President Putin has been a media sensation for a while now and also an ideal for many. Repeatedly chosen as the most powerful man in the World, his attire, dress-up , the macho image and speeches often including gross satire and fearlessness has made him a times Character.
What people has always noticed and wondered about Putin was his asymmetrical swinging of arms during stance , a strange gait but not making him look weird though. During his ceremonial walks he is seen to move his right arm less while properly swinging his left hand. People made various speculations but he is also seen to use his right hand well for other purposes- like lifting the wine glass.
Experts and Analysts made a speculation of Parkinson disease- A preclinical state. Well in history the German Fuhrer Adolf Hitler was suspected to have Parkinson disease.
The Article on British Medical Journal states ‘This preclinical phase includes a reduced arm swing on one side. Indeed, an asymmetrically reduced arm swing can present in otherwise clinically intact subjects with a predisposition to later develop Parkinson’s disease. ” This observations raised a debate among the analyst to whether President Putin might possibly be in an early stage of Parkinson’s disease. But while investigating on the likely causes, similar gait was seen in more than just President Putin, more of the Top Russian official who were formerly KGB trained had the gait.
The list of top officials with
- Dmitry Medvedev Prime Minisiter of Russia ( No official KGB training )
- Anatoly Serdyukov, Former Defence minister
- Sergei Ivanov, Former Defence minister
- Anatoly Sidorov, Commander Western district
In Parkisonism , the preclinical stage presents with non-motor signs such as REM sleep behaviour disorder or constipation, rather than motor signs. And same gait pattern in top 5 Russian officials virtually rules out the parkisonism but rather some sort of behavioral adaptation.
- As Putin wears large watches on right hand, the less swing might have been response to prevent winding mechanism.
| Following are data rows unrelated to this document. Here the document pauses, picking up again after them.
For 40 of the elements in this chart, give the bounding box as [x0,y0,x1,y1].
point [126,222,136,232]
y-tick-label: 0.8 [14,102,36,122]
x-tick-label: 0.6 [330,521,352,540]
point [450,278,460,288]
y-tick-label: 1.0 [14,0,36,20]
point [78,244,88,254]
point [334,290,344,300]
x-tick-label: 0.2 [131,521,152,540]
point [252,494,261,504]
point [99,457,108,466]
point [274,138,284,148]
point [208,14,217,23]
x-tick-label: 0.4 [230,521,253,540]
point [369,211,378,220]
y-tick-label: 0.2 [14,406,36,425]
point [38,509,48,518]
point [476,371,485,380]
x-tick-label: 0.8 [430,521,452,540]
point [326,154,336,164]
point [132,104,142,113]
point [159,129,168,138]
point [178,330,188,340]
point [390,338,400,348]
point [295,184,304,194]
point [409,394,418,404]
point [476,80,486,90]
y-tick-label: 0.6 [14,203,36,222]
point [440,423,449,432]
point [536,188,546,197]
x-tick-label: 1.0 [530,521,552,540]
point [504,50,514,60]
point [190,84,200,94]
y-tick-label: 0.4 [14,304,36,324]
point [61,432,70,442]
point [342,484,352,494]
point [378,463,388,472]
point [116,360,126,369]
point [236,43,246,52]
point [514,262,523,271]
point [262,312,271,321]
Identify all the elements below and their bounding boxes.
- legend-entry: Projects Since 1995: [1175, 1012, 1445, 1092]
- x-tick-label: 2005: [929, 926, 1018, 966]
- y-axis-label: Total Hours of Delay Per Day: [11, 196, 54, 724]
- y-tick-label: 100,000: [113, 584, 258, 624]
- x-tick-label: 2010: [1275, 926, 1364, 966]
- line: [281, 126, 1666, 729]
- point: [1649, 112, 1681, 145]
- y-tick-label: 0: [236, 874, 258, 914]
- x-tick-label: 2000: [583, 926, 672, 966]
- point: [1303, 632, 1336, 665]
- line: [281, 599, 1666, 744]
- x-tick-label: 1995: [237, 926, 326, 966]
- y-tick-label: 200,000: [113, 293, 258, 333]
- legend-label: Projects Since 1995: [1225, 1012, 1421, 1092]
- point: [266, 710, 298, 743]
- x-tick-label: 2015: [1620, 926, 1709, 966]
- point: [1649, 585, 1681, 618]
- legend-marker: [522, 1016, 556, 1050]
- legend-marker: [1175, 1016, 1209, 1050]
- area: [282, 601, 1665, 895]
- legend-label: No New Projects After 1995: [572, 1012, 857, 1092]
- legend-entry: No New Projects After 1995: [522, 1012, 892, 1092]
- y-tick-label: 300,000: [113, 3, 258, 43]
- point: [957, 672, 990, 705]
- A behavioural adaptation resulting from military or intelligence training. A supportive argument is the fact that trainees undergoing KGB training are taught to keep their right hand close to the chest even while walking, allowing them to quickly draw a gun when faced with a foe. It is conceivable that other forms of weaponry training are associated with a similar behavioural gait adaptation. Indeed, we found other examples of a reduced arm swing related to weaponry training: cowboys depicted in movies of the “Wild West” often have a reduced right arm swing. This motivated us to introduce the term “gunslinger’s gait” to label this new gait phenotype.
The KGB officials kept right arm close to the body so that the gun could be drawn at earliest in case of danger. This led to a Gunslinger’s gait, which the Neurologist are now debating that it should be kept as a differential diagnosis. “We recommend that neurologists, in particular those working in Russia, include ‘gunslinger’s gait’ in their differential diagnosis of an asymmetrically reduced arm swing, along with other known causes such as Parkinson’s disease and shoulder pathology.”